The reply: “I’m not aware of existing literature but it is certainly happening. I think we’ve had more than 10 patients who have had chest surgery under 18 (as young as 15) and 1 bottom surgery (17).”

Despite the lack of evidence, nearly $17 million tax dollars has been spent on pediatric gender transition treatments in recent years in Pennsylvania alone.

“There is not a full range of evidence to support the treatments that we’re using,” said the director of the gender clinic at Chicago’s largest children’s hospital. His reward for not following evidence-based medicine is a $5.7 million grant from the NIH.

The FDA recently issued a warning against using some of the puberty blockers due to short-term neurological side effects. No one knows the long-term effects of introducing the hormones to a young brain or what the forever term use will bring to the future of these patients.

Despite the warnings, 14,726 minors with gender dysphoria started hormone treatment from 2017 through 2021. And 832 irreversible surgeries were performed on minors for gender dysphoria between 2019-2021. These numbers are expected to rise as gender dysphoria diagnoses have tripled between those years, at an accelerating pace.

When the AAP is going about reviewing the evidence, they—and all pediatric professionals—might want to fully dissect a survey that is often cited by proponents of gender transitions for minors: The Report of the 2015 U.S. Transgender Survey. The survey of 27,000 individuals recruited responses using advocacy organizations, and of note, detransitioners were excluded. There were other jarring red flags in this survey: There were no baseline mental health questions of survey respondents, respondents were asked to recall how they felt years earlier, and 25% of respondents came from 3 states (California, New York and Washington). Remarkably, the survey asked respondents if they sought any of a list of “gender-affirming care” and excluded them if they did not seek hormones. Colloquially, we call that cherry-picking.

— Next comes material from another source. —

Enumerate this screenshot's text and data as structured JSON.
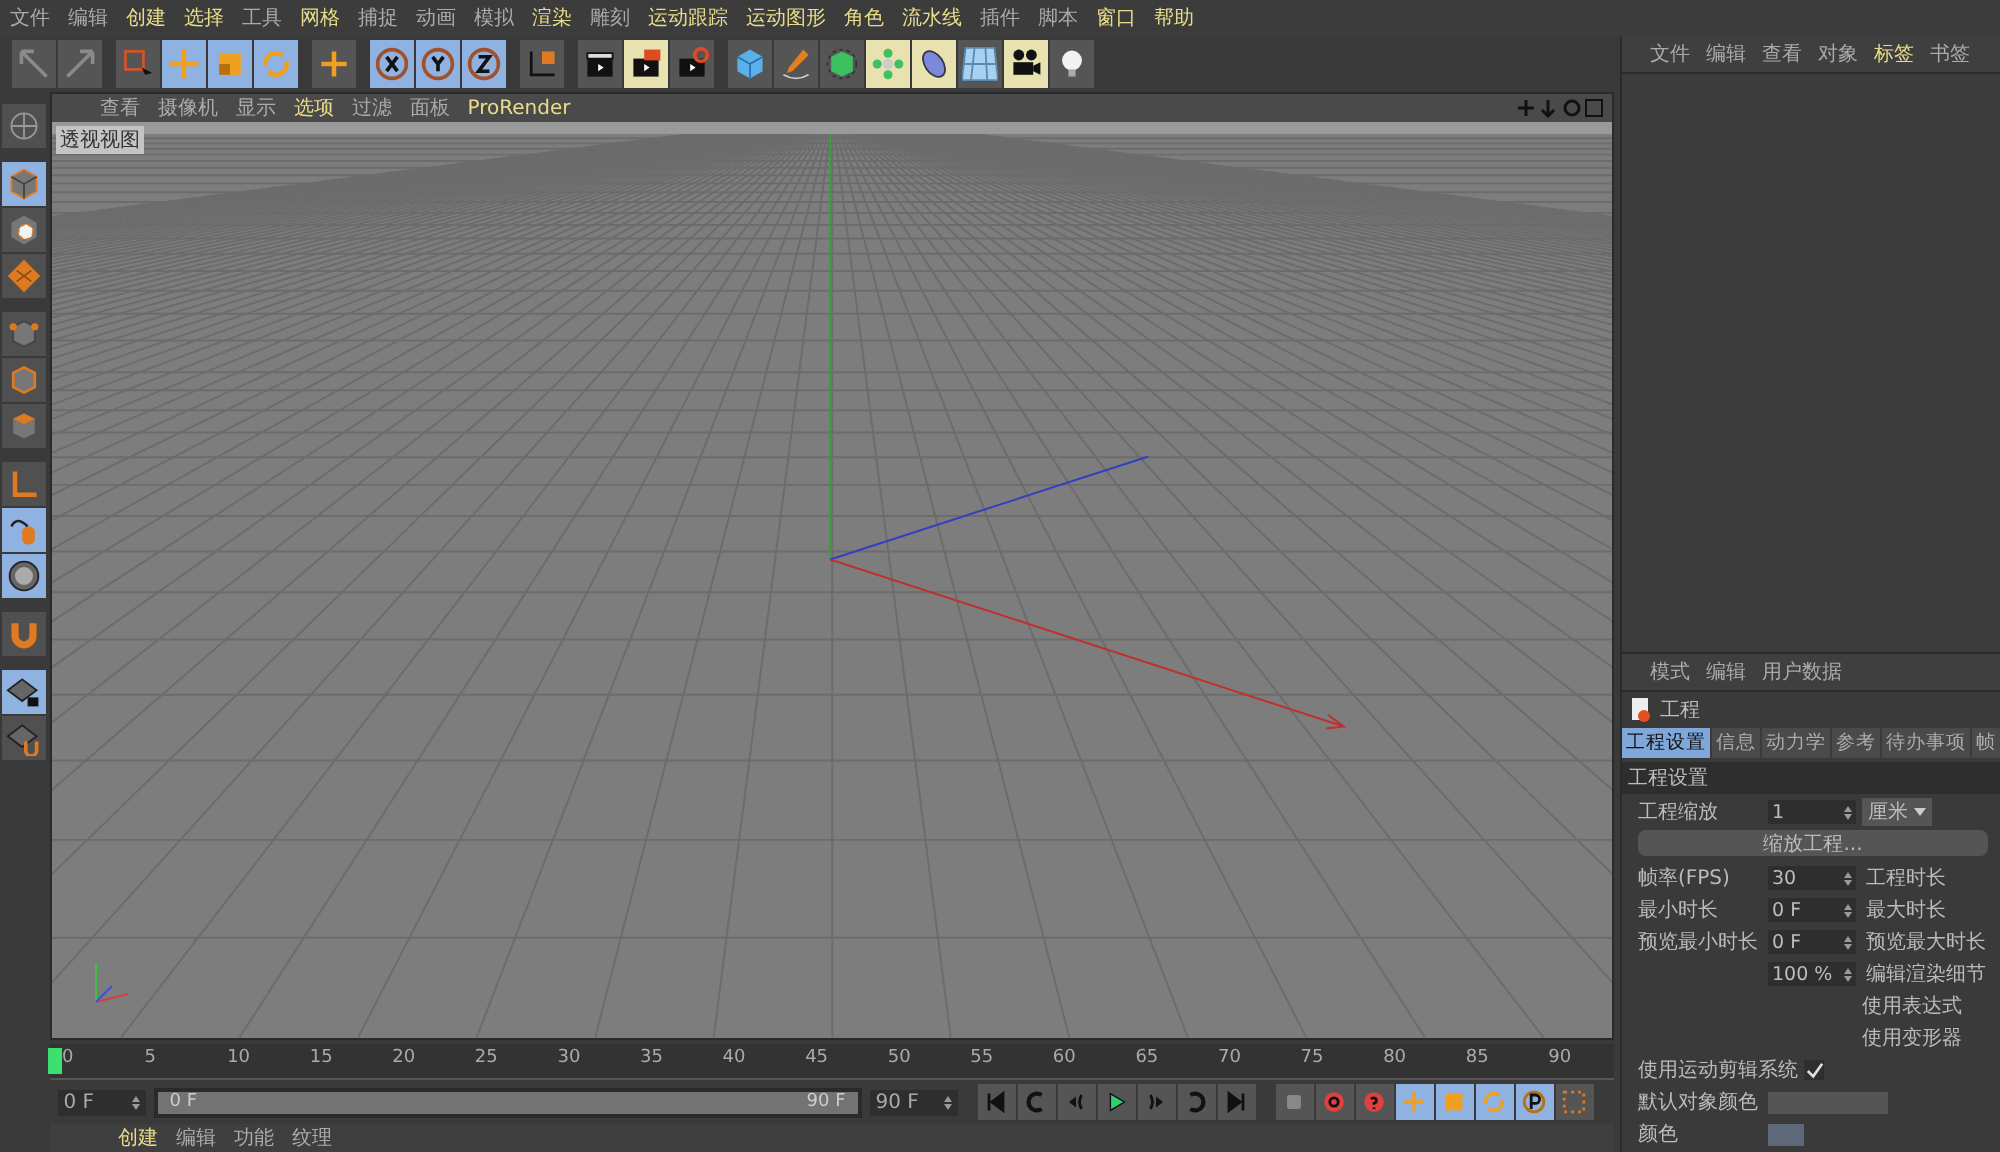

The survey, put together by a group of self-professed social justice advocates, had very low numbers of adolescents, and yet has been used in recent years to justify the increase in medical treatment of gender-questioning youth.

The Journal “Pediatrics” relied on this survey for a paper in 2020. The same physician author from the 2020 Pediatrics paper used the survey for another “second look” paper. This 2022 second look was funded by the American Academy of Child & Adolescent Psychiatry, itself supported financially by pharma corporations Arbor and Pfizer. Both produce hormones used in gender transitions.

The 2022 second look of the survey spawned a series of sensational headlines. “Trans teens who get gender-affirming hormones are healthier and happier as adults,” trumpeted Today. “Transgender children who get hormone therapy enjoy better mental health,” claimed USA Today.

It’s good that the AAP is performing a systematic review. They would do well to be transparent, thorough and honest. They might want to comment on the perverse incentives that could have led to over-treatment in years past. And above all, they must remember: Primum non nocere.